Probability of Error Derivatives for Binary and Chaos-Based CDMA Systems in Wide-Band Channels

• Published in: IEEE transactions on wireless communications Vol. 13; no. 10; pp. 5596 - 5606
• Main Author: Berber, Stevan M.
• Format: Journal Article
• Language: English
• Published: New York IEEE 01.10.2014; The Institute of Electrical and Electronics Engineers, Inc. (IEEE)
• Subjects: Binary systems; Channels; Chaos theory; Chaotic communication; Delays; Errors; Exact solutions; Fading; Mathematical analysis; Mathematical models; Multiaccess communication; Noise; Wireless communication; Wireless networks; CDMA; channel characterization and modeling; multiple access techniques; broadband mobile communication systems; Chaos-based communication
• ISSN: 1536-1276; 1558-2248
• DOI: 10.1109/TWC.2014.2330301

This paper presents detailed mathematical models of DS-CDMA systems based on binary and chaotic spreading sequences. These systems have been well investigated in the case of flat fading and noise presence in the channel. However, a comprehensive analysis of the systems operating in a wide-band channel does not exist.

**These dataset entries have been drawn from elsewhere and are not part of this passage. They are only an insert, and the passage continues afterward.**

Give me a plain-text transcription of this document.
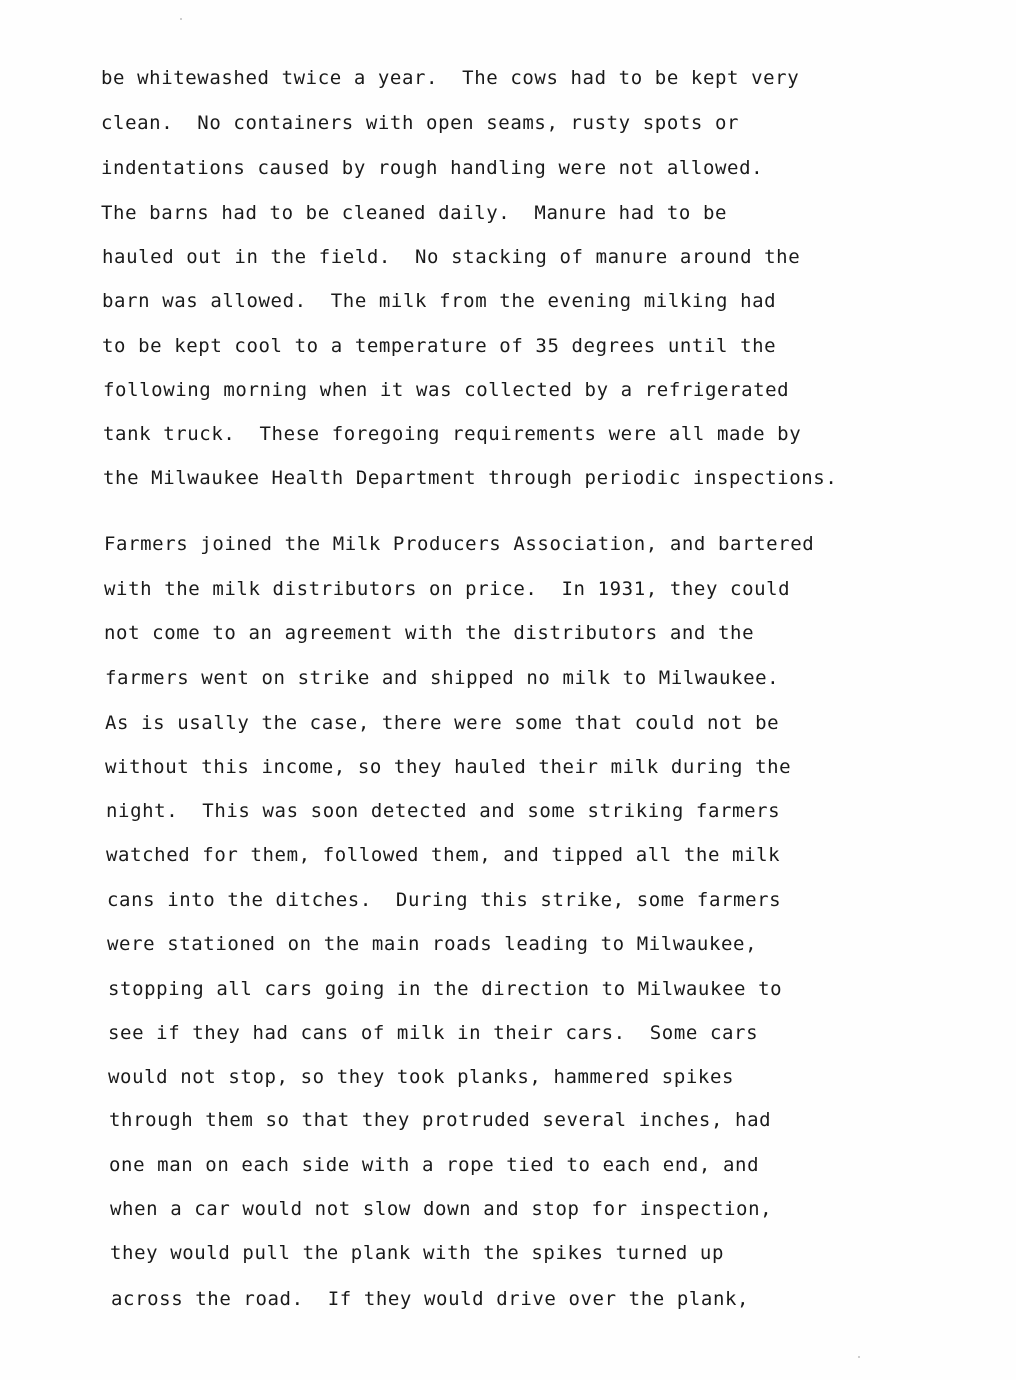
be whitewashed twice a year.  The cows had to be kept very
clean.  No containers with open seams, rusty spots or
indentations caused by rough handling were not allowed.
The barns had to be cleaned daily.  Manure had to be
hauled out in the field.  No stacking of manure around the
barn was allowed.  The milk from the evening milking had
to be kept cool to a temperature of 35 degrees until the
following morning when it was collected by a refrigerated
tank truck.  These foregoing requirements were all made by
the Milwaukee Health Department through periodic inspections.
Farmers joined the Milk Producers Association, and bartered
with the milk distributors on price.  In 1931, they could
not come to an agreement with the distributors and the
farmers went on strike and shipped no milk to Milwaukee.
As is usally the case, there were some that could not be
without this income, so they hauled their milk during the
night.  This was soon detected and some striking farmers
watched for them, followed them, and tipped all the milk
cans into the ditches.  During this strike, some farmers
were stationed on the main roads leading to Milwaukee,
stopping all cars going in the direction to Milwaukee to
see if they had cans of milk in their cars.  Some cars
would not stop, so they took planks, hammered spikes
through them so that they protruded several inches, had
one man on each side with a rope tied to each end, and
when a car would not slow down and stop for inspection,
they would pull the plank with the spikes turned up
across the road.  If they would drive over the plank,
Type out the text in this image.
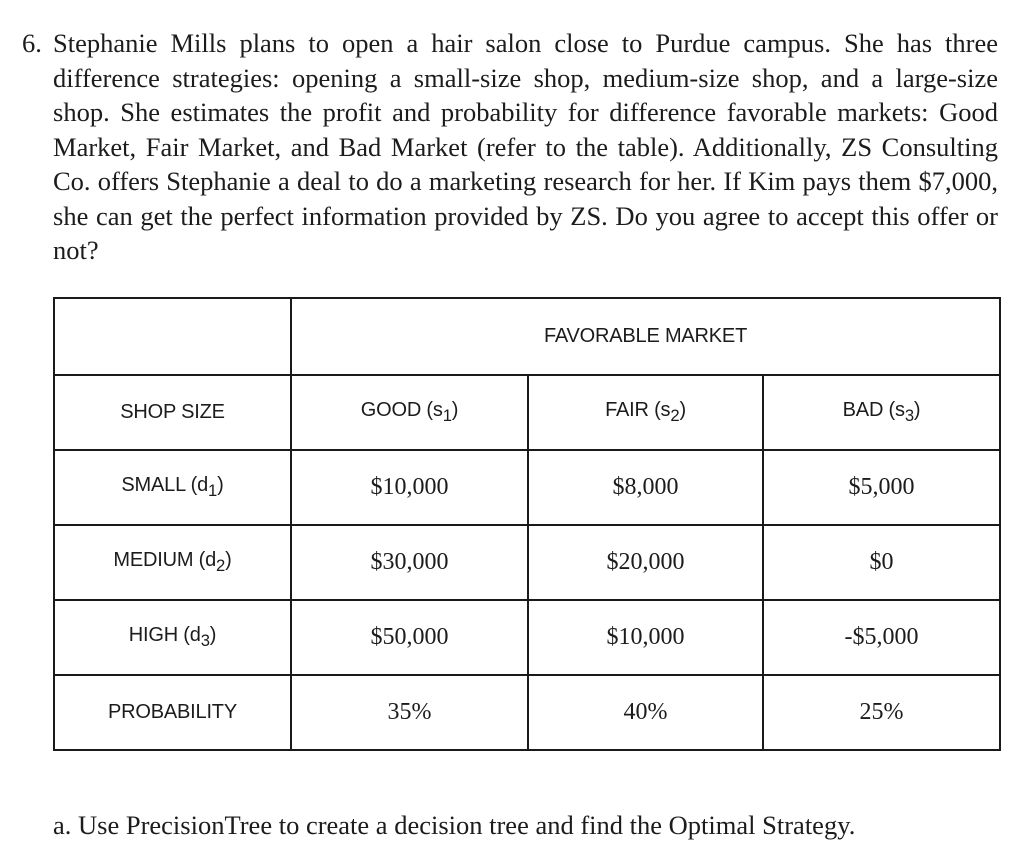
6. Stephanie Mills plans to open a hair salon close to Purdue campus. She has three difference strategies: opening a small-size shop, medium-size shop, and a large-size shop. She estimates the profit and probability for difference favorable markets: Good Market, Fair Market, and Bad Market (refer to the table). Additionally, ZS Consulting Co. offers Stephanie a deal to do a marketing research for her. If Kim pays them $7,000, she can get the perfect information provided by ZS. Do you agree to accept this offer or not?
	FAVORABLE MARKET		
SHOP SIZE	GOOD $(s_1)$	FAIR $(s_2)$	BAD $(s_3)$
SMALL $(d_1)$	$10,000	$8,000	$5,000
MEDIUM $(d_2)$	$30,000	$20,000	$0
HIGH $(d_3)$	$50,000	$10,000	-$5,000
PROBABILITY	35%	40%	25%
a. Use PrecisionTree to create a decision tree and find the Optimal Strategy.
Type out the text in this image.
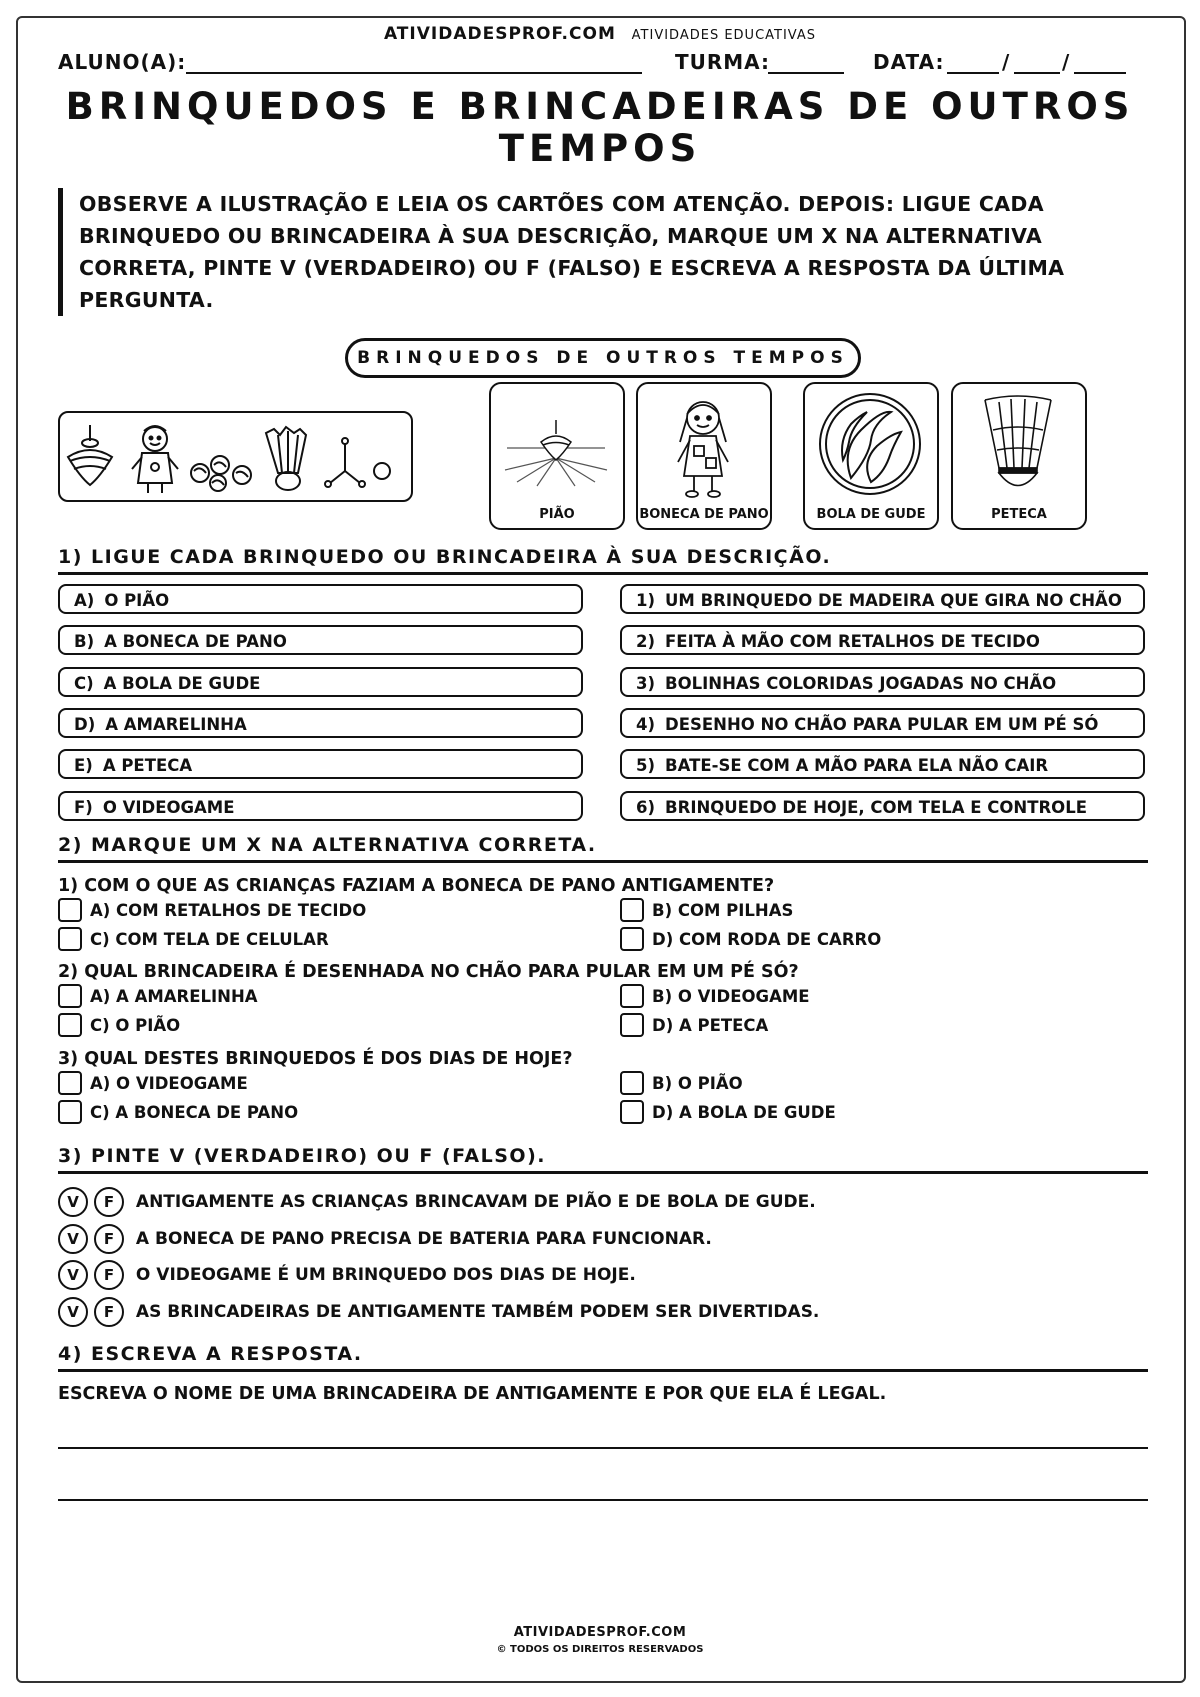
ATIVIDADESPROF.COM ATIVIDADES EDUCATIVAS
ALUNO(A):	TURMA:	DATA:	/	/
BRINQUEDOS E BRINCADEIRAS DE OUTROS
TEMPOS
OBSERVE A ILUSTRAÇÃO E LEIA OS CARTÕES COM ATENÇÃO. DEPOIS: LIGUE CADA BRINQUEDO OU BRINCADEIRA À SUA DESCRIÇÃO, MARQUE UM X NA ALTERNATIVA CORRETA, PINTE V (VERDADEIRO) OU F (FALSO) E ESCREVA A RESPOSTA DA ÚLTIMA PERGUNTA.
BRINQUEDOS DE OUTROS TEMPOS
PIÃO	BONECA DE PANO	BOLA DE GUDE	PETECA
1) LIGUE CADA BRINQUEDO OU BRINCADEIRA À SUA DESCRIÇÃO.
A) O PIÃO
B) A BONECA DE PANO
C) A BOLA DE GUDE
D) A AMARELINHA
E) A PETECA
F) O VIDEOGAME
1) UM BRINQUEDO DE MADEIRA QUE GIRA NO CHÃO
2) FEITA À MÃO COM RETALHOS DE TECIDO
3) BOLINHAS COLORIDAS JOGADAS NO CHÃO
4) DESENHO NO CHÃO PARA PULAR EM UM PÉ SÓ
5) BATE-SE COM A MÃO PARA ELA NÃO CAIR
6) BRINQUEDO DE HOJE, COM TELA E CONTROLE
2) MARQUE UM X NA ALTERNATIVA CORRETA.
1) COM O QUE AS CRIANÇAS FAZIAM A BONECA DE PANO ANTIGAMENTE?
A) COM RETALHOS DE TECIDO	B) COM PILHAS
C) COM TELA DE CELULAR	D) COM RODA DE CARRO
2) QUAL BRINCADEIRA É DESENHADA NO CHÃO PARA PULAR EM UM PÉ SÓ?
A) A AMARELINHA	B) O VIDEOGAME
C) O PIÃO	D) A PETECA
3) QUAL DESTES BRINQUEDOS É DOS DIAS DE HOJE?
A) O VIDEOGAME	B) O PIÃO
C) A BONECA DE PANO	D) A BOLA DE GUDE
3) PINTE V (VERDADEIRO) OU F (FALSO).
V F ANTIGAMENTE AS CRIANÇAS BRINCAVAM DE PIÃO E DE BOLA DE GUDE.
V F A BONECA DE PANO PRECISA DE BATERIA PARA FUNCIONAR.
V F O VIDEOGAME É UM BRINQUEDO DOS DIAS DE HOJE.
V F AS BRINCADEIRAS DE ANTIGAMENTE TAMBÉM PODEM SER DIVERTIDAS.
4) ESCREVA A RESPOSTA.
ESCREVA O NOME DE UMA BRINCADEIRA DE ANTIGAMENTE E POR QUE ELA É LEGAL.
ATIVIDADESPROF.COM
© TODOS OS DIREITOS RESERVADOS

Therefore, in this paper, the systems are analyzed in detail, and expressions for the probability of error are derived in closed form assuming a wide-band transmission channel. Using both the signal representation in pure discrete time domain and the theory of discrete time stochastic processes, which have not been practically used before, the probability of error expressions are derived in closed form for single- and multi-user binary and chaos based DS-CDMA systems. The improvements in the probability of bit error due to multipath channel nature are quantified in dependence of the random delay and the number of users in the system. The wide-band channel is based on the Saleh-Valenzuela model proposed for the modern wireless networks.